Opioid use in pregnancy has prompted new guidance from the American Academy of Pediatrics aimed at improving care for women and for newborns affected by their mothers’ drug use.

The number of affected women and infants has increased in recent years but they often don’t get effective treatment, and the coronavirus pandemic may be worsening that problem, said Dr. Stephen Patrick, lead author of the academy report released Monday.

“While we have been talking about the opioid crisis for years, pregnant women and their newborns seldom make it to the top of the heap. Infants are receiving variable care and not getting connected to services,” said Patrick, a Vanderbilt University pediatrician.

The academy’s report says pregnant women should have access to opioid medication to treat opioid misuse. Two opioids, buprenorphine and methadone, are effective treatments but pregnant women often face stigma in using them and doctors who prescribe them are scarce.

The academy says hospitals should have written protocols for assessing and treating opioid-affected newborns. Many don’t and practices vary widely.

Breastfeeding and other practices that promote bonding should be encouraged, and parent education and referral to services for affected newborns should be provided, the academy says. Its recommendations echo guidance from other medical groups and the U.S. government.

“This is a substantial public health problem that is still lacking solutions,” Patrick said.

According to the federal Centers for Disease Control and Prevention, 7% of U.S. women reported in 2019 that they had used prescription opioids during pregnancy. One-in-five of those women reported misusing the drugs while pregnant.

Some infants born to these women develop symptoms of opioid withdrawal, including tremors, fussiness and diarrhea.

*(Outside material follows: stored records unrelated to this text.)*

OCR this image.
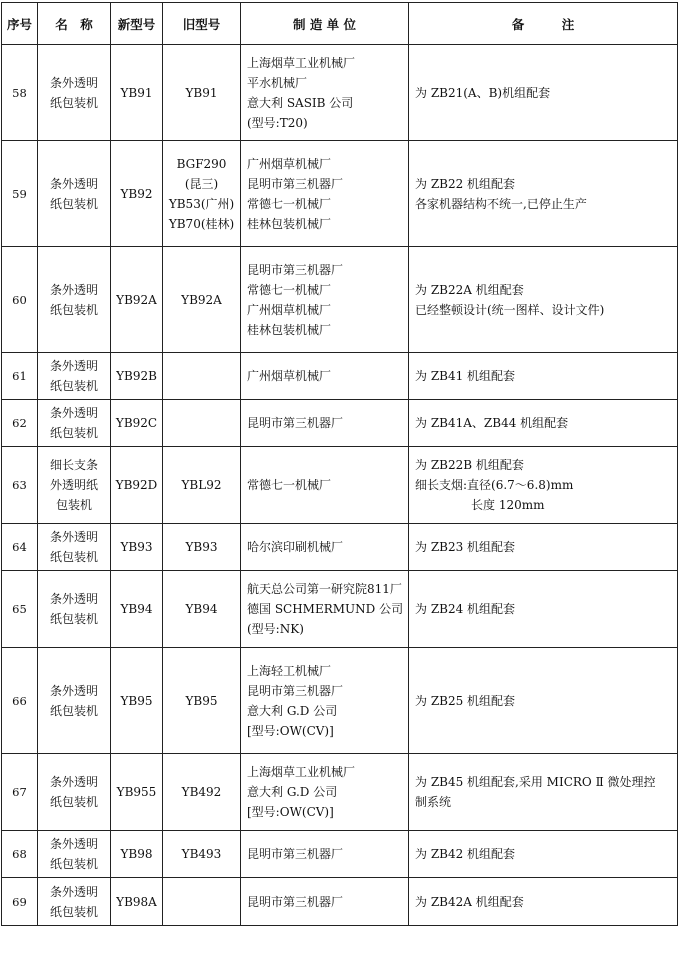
序号	名　称	新型号	旧型号	制 造 单 位	备　　　注
58	条外透明
纸包装机	YB91	YB91	上海烟草工业机械厂
平水机械厂
意大利 SASIB 公司
(型号:T20)	为 ZB21(A、B)机组配套

59	条外透明
纸包装机	YB92	BGF290
(昆三)
YB53(广州)
YB70(桂林)	广州烟草机械厂
昆明市第三机器厂
常德七一机械厂
桂林包装机械厂	为 ZB22 机组配套
各家机器结构不统一,已停止生产

60	条外透明
纸包装机	YB92A	YB92A	昆明市第三机器厂
常德七一机械厂
广州烟草机械厂
桂林包装机械厂	为 ZB22A 机组配套
已经整顿设计(统一图样、设计文件)

61	条外透明
纸包装机	YB92B		广州烟草机械厂	为 ZB41 机组配套

62	条外透明
纸包装机	YB92C		昆明市第三机器厂	为 ZB41A、ZB44 机组配套

63	细长支条
外透明纸
包装机	YB92D	YBL92	常德七一机械厂	为 ZB22B 机组配套
细长支烟:直径(6.7～6.8)mm
长度 120mm

64	条外透明
纸包装机	YB93	YB93	哈尔滨印刷机械厂	为 ZB23 机组配套

65	条外透明
纸包装机	YB94	YB94	航天总公司第一研究院811厂
德国 SCHMERMUND 公司
(型号:NK)	为 ZB24 机组配套

66	条外透明
纸包装机	YB95	YB95	上海轻工机械厂
昆明市第三机器厂
意大利 G.D 公司
[型号:OW(CV)]	为 ZB25 机组配套

67	条外透明
纸包装机	YB955	YB492	上海烟草工业机械厂
意大利 G.D 公司
[型号:OW(CV)]	为 ZB45 机组配套,采用 MICRO Ⅱ 微处理控
制系统

68	条外透明
纸包装机	YB98	YB493	昆明市第三机器厂	为 ZB42 机组配套

69	条外透明
纸包装机	YB98A		昆明市第三机器厂	为 ZB42A 机组配套
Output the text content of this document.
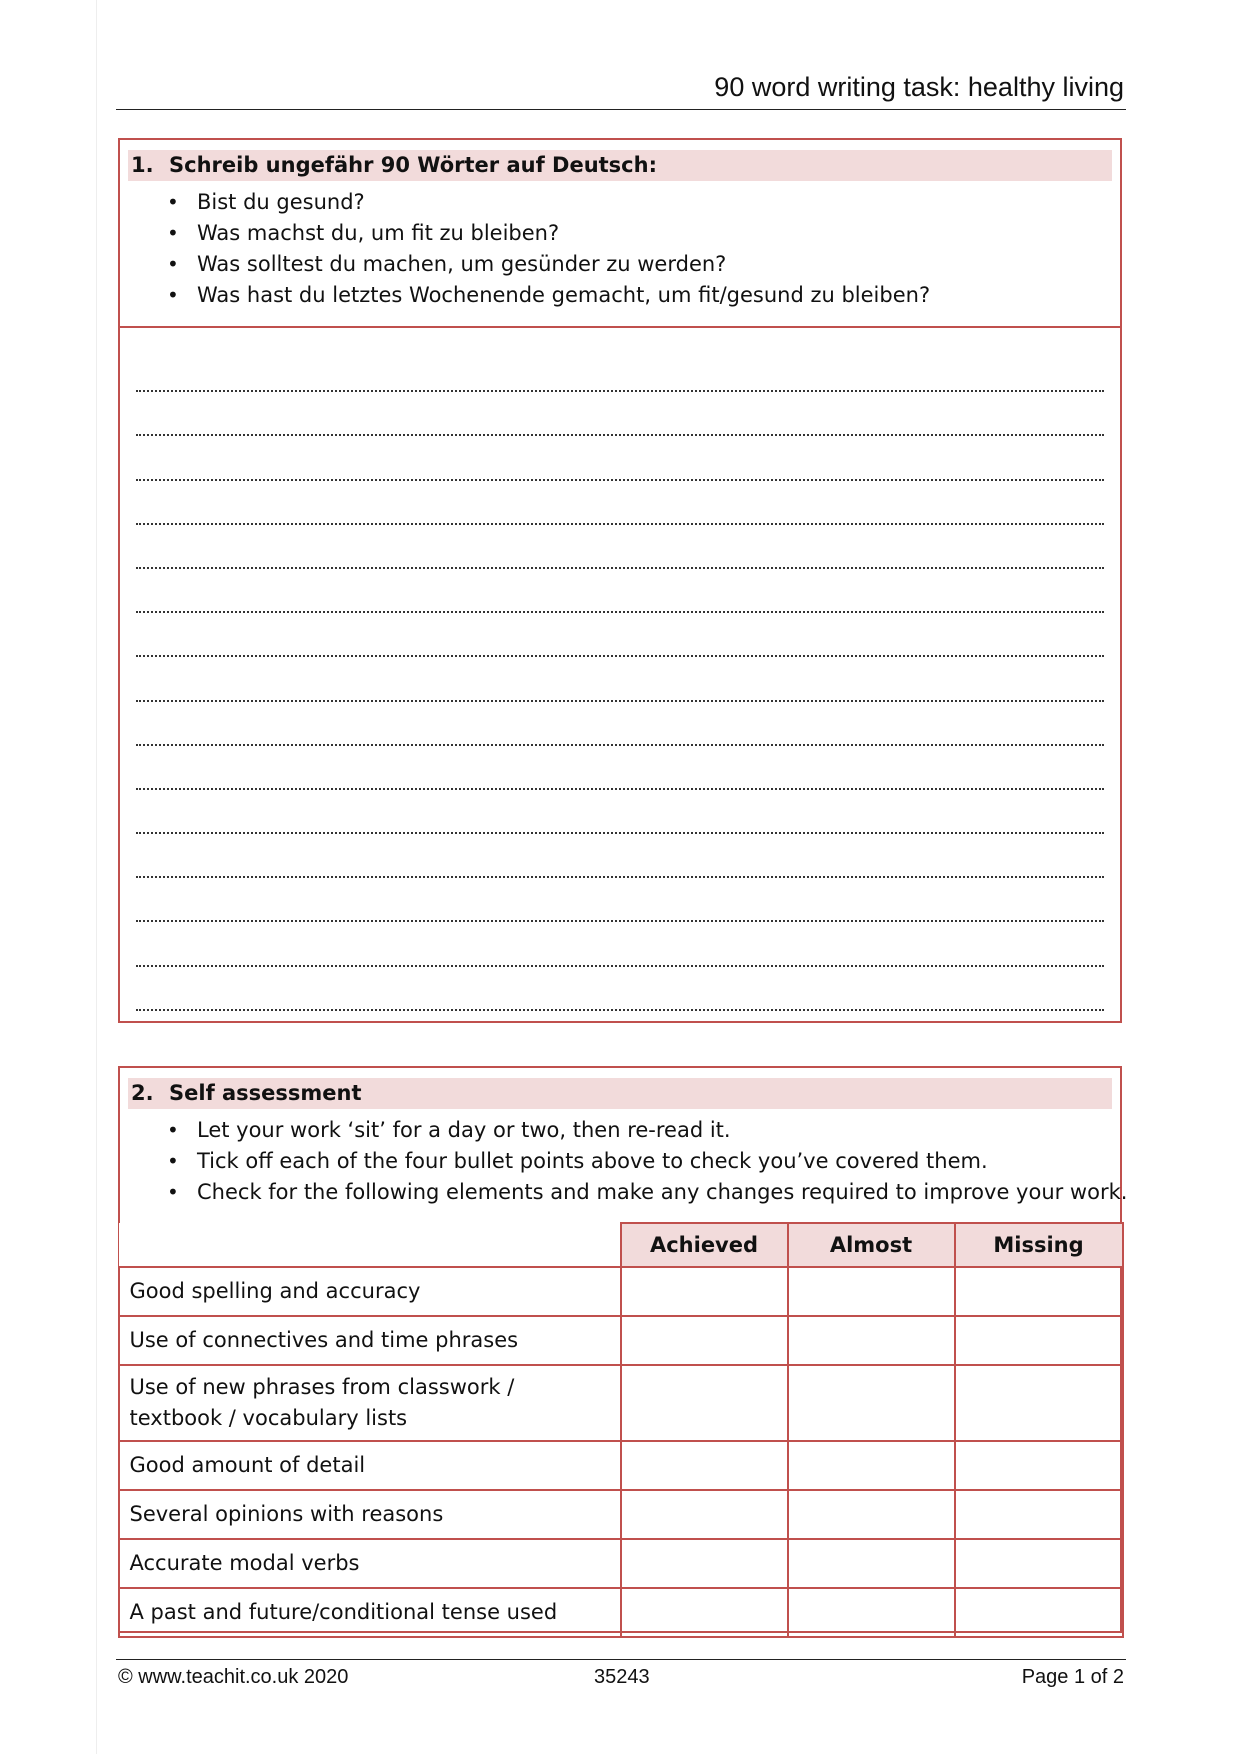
90 word writing task: healthy living
1. Schreib ungefähr 90 Wörter auf Deutsch:
• Bist du gesund?
• Was machst du, um fit zu bleiben?
• Was solltest du machen, um gesünder zu werden?
• Was hast du letztes Wochenende gemacht, um fit/gesund zu bleiben?
2. Self assessment
• Let your work ‘sit’ for a day or two, then re-read it.
• Tick off each of the four bullet points above to check you’ve covered them.
• Check for the following elements and make any changes required to improve your work.
	Achieved	Almost	Missing
Good spelling and accuracy			
Use of connectives and time phrases			
Use of new phrases from classwork / textbook / vocabulary lists			
Good amount of detail			
Several opinions with reasons			
Accurate modal verbs			
A past and future/conditional tense used			
© www.teachit.co.uk 2020	35243	Page 1 of 2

By some U.S. estimates, nearly 80 affected infants are diagnosed every day and the numbers have tripled in recent years.

Patrick has done research suggesting that these infants may be at risk for developmental delays but says it’s possible those findings reflect use of alcohol or other drugs during pregnancy, poor prenatal care or stress.

“Getting into treatment may be getting even harder” because of the pandemic, he said. “There’s so much going on in the world that that issues involving opioid use are flying under the radar.”